Quanto à forma como os jovens iriam derrubar o presidente, as acusações formais foram bastante mais modestas: marchariam sobre o palácio presidencial, onde queimariam pneus para obrigar a rendição do seu ocupante.
Até à data, são impressionantes as provas exibidas em tribunal no julgamento que decorre desde há três meses: um vídeo editado onde se vêem dois acusados que discutem como reagir, de forma não violenta, a uma eventual agressão com armas de fogo por parte da polícia; um quadro branco com as iniciais do presidente – JES – como prova de um plano para o assassinar. Neste aspecto, a duplicidade do discurso das autoridades é muito evidente. As conspirações loucas são simples propaganda; as acusações ridículas visam permitir aos tribunais justificar a detenção dos activistas.

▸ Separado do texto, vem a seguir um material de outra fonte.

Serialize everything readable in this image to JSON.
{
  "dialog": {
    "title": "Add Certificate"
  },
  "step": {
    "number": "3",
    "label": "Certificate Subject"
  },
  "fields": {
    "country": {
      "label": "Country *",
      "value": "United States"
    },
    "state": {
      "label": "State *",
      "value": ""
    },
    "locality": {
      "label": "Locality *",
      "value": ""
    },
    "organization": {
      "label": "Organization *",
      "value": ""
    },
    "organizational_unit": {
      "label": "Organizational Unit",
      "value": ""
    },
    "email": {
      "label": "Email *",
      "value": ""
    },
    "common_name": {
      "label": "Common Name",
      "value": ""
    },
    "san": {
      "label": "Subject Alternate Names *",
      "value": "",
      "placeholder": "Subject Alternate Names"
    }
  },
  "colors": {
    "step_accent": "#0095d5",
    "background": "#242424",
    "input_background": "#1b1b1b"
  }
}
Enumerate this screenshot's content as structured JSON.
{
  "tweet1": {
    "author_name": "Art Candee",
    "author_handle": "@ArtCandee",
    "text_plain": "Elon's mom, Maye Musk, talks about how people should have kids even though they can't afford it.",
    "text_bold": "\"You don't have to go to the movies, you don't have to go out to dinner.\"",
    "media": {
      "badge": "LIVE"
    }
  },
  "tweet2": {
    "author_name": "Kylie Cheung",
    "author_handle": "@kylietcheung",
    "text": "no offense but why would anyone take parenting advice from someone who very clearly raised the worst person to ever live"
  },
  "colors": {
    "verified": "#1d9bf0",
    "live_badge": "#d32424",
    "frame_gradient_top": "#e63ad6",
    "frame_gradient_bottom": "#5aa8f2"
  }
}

A coerência não é, pois, um requisito.
Conclusão
À luz desta breve descrição de factos, apresentam-se três possíveis cenários de curto prazo em Angola: no primeiro, o preço do petróleo poderá disparar e o governo manter-se no poder, através dos mesmos esquemas de clientelismo, repressão e sorte.
Num segundo cenário, o debate sobre a necessidade de uma transição pacífica para uma era pós-Dos Santos e de construção de instituições democráticas ganhará momentum e as autoridades encontrarão uma solução digna através do diálogo com outros sectores da sociedade.
Numa terceira hipótese, permitimos que a actual situação se esgote até encaixarmos plenamente no título do romance de Chinua Achebe: Things Fall Apart (que poderia traduzir-se, por exemplo, como “O Desmoronamento”). As consequências deste último cenário são imprevisíveis, mas certamente trágicas.
De acordo com o que aprendi em Washington DC, deve sempre fazer-se uma recomendação ao governo americano. Uma vez que se verifica a franca escassez de envolvimento internacional na questão dos direitos humanos em Angola, aqui vos deixo a minha recomendação: apoiem um diálogo nacional em Angola; um diálogo que tome em consideração a crise actual. A presença do embaixador Haskell aqui, hoje, constitui um bom exemplo de um gesto simples mas eficaz, que poderia ser tomado em Angola para iniciar tais conversações.
Tanto o embaixador Luvualu como eu aguardávamos o dia em que pudéssemos discutir face a face. Posso agora desafiar o embaixador Luvualu para que discutamos os mesmos assuntos em Luanda, num fórum patrocinado pelo governo de Angola.
* Comunicação apresentada no debate sobre a "Transparência, Direitos Humanos e Sociedade Civil em Angola", a 18 de Fevereiro de 2016, com o subsecretário de Estado adjunto para os Assuntos Africanos dos EUA, Todd Haskell, o embaixador itinerante António Luvualu de Carvalho e Rafael Marques de Morais. Organizado pelo National Endowment for Democracy, em Washington, DC, o encontro foi moderado pelo embaixador Princeton Lyman.